ADOPD-Instruct: A Large-Scale Multimodal Dataset for Document Editing

27 Sept 2024 (modified: 05 Feb 2025)Submitted to ICLR 2025EveryoneRevisionsBibTeXCC BY 4.0
Keywords: document editing, multimodal dataset, empirical study
TL;DR: We introduce a large-scale multimodal dataset for visually-rich document editing.
Abstract: Visually-rich document editing is a complex multimodal task with a wide range of real-world applications. Despite increasing interest, there is a significant lack of publicly available datasets offering detailed entity-level annotations and step-by-step instructions for the editing process. To address this, we introduce ADOPD-Instruct, a multimodal dataset designed specifically for document editing tasks. ADOPD-Instruct includes visually-rich documents, precise entity-level masks highlighting elements to be edited, and step-by-step edit instructions, targeting both the masking and inpainting processes for text and non-text design elements. ADOPD-Instruct instructions have been carefully curated by human annotators to ensure high quality across the dataset. We conduct extensive evaluations of current Multimodal Large Language Models (MLLMs) and image editing models using various image backbones to assess their performance on document editing. The results reveal substantial challenges: current MLLMs struggle to generate accurate and detailed instructions, while image editing models often fail to follow instructions precisely, particularly with text edits. These findings underscore the limitations of existing models and highlight the importance of annotated datasets like ADOPD-Instruct for advancing this domain. Dataset is available at: https://huggingface.co/datasets/adopd-instruct/ADOPD-Instruct.
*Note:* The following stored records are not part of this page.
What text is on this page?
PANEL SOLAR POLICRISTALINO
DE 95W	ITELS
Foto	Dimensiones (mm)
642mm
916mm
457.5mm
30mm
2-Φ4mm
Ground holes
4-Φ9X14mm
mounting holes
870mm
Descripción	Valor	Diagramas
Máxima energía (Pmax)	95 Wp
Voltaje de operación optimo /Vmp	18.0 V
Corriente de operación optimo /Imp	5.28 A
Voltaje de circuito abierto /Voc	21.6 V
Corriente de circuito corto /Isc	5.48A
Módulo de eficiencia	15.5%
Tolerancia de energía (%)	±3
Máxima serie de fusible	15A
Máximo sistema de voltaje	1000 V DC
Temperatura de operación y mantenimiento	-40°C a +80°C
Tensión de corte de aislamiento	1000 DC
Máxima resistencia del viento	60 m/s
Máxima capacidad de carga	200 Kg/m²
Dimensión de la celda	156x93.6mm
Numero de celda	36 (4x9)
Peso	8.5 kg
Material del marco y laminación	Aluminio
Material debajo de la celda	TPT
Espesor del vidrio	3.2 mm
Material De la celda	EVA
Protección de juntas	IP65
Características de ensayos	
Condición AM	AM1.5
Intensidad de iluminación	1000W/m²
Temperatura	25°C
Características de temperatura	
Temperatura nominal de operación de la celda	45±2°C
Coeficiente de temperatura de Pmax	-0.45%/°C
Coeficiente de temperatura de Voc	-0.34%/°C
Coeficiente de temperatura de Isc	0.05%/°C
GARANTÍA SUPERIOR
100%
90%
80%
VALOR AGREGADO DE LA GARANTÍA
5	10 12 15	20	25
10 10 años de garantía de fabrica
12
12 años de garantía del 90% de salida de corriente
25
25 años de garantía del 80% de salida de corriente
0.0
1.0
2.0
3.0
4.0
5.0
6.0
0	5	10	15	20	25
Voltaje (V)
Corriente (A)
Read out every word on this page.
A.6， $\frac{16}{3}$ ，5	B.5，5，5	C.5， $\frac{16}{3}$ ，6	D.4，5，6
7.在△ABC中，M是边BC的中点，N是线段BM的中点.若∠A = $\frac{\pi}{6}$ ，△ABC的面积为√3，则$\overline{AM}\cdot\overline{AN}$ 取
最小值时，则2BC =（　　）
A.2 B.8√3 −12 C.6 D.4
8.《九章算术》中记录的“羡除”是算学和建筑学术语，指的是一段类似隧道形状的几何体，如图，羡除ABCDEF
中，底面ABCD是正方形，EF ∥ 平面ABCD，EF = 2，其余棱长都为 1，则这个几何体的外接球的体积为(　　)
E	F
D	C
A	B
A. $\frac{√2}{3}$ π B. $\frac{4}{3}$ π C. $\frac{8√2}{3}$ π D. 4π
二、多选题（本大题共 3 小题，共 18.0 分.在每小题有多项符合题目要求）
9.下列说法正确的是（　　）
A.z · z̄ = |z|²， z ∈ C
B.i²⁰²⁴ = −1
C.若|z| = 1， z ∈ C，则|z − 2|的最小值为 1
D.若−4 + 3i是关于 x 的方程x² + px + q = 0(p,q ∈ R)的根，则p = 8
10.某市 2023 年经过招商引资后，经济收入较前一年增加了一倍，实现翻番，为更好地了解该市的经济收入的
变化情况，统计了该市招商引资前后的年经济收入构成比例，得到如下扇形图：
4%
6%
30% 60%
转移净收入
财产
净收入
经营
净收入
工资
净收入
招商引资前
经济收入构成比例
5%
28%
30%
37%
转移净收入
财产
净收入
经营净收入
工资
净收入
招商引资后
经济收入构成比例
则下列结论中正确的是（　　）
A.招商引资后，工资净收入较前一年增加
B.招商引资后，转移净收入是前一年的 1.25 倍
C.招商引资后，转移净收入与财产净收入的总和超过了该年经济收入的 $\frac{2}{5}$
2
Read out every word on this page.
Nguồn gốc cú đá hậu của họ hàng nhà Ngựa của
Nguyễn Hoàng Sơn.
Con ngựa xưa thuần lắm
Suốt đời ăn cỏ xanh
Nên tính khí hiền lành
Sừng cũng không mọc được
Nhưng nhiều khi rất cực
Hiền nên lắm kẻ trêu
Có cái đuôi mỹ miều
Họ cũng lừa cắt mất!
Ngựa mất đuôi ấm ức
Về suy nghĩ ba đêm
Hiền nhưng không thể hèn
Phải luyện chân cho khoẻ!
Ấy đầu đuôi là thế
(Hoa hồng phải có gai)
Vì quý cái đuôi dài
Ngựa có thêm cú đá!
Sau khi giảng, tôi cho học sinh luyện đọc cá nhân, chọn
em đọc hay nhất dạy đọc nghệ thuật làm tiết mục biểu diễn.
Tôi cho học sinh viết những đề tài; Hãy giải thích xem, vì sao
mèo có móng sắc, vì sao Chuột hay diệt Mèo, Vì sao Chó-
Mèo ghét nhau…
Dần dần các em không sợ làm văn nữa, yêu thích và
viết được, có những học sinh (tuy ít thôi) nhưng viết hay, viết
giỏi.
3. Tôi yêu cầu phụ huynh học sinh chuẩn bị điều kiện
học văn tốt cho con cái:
Supplementary Material: pdf
Primary Area: datasets and benchmarks
Code Of Ethics: I acknowledge that I and all co-authors of this work have read and commit to adhering to the ICLR Code of Ethics.
Submission Guidelines: I certify that this submission complies with the submission instructions as described on https://iclr.cc/Conferences/2025/AuthorGuide.
Anonymous Url: I certify that there is no URL (e.g., github page) that could be used to find authors’ identity.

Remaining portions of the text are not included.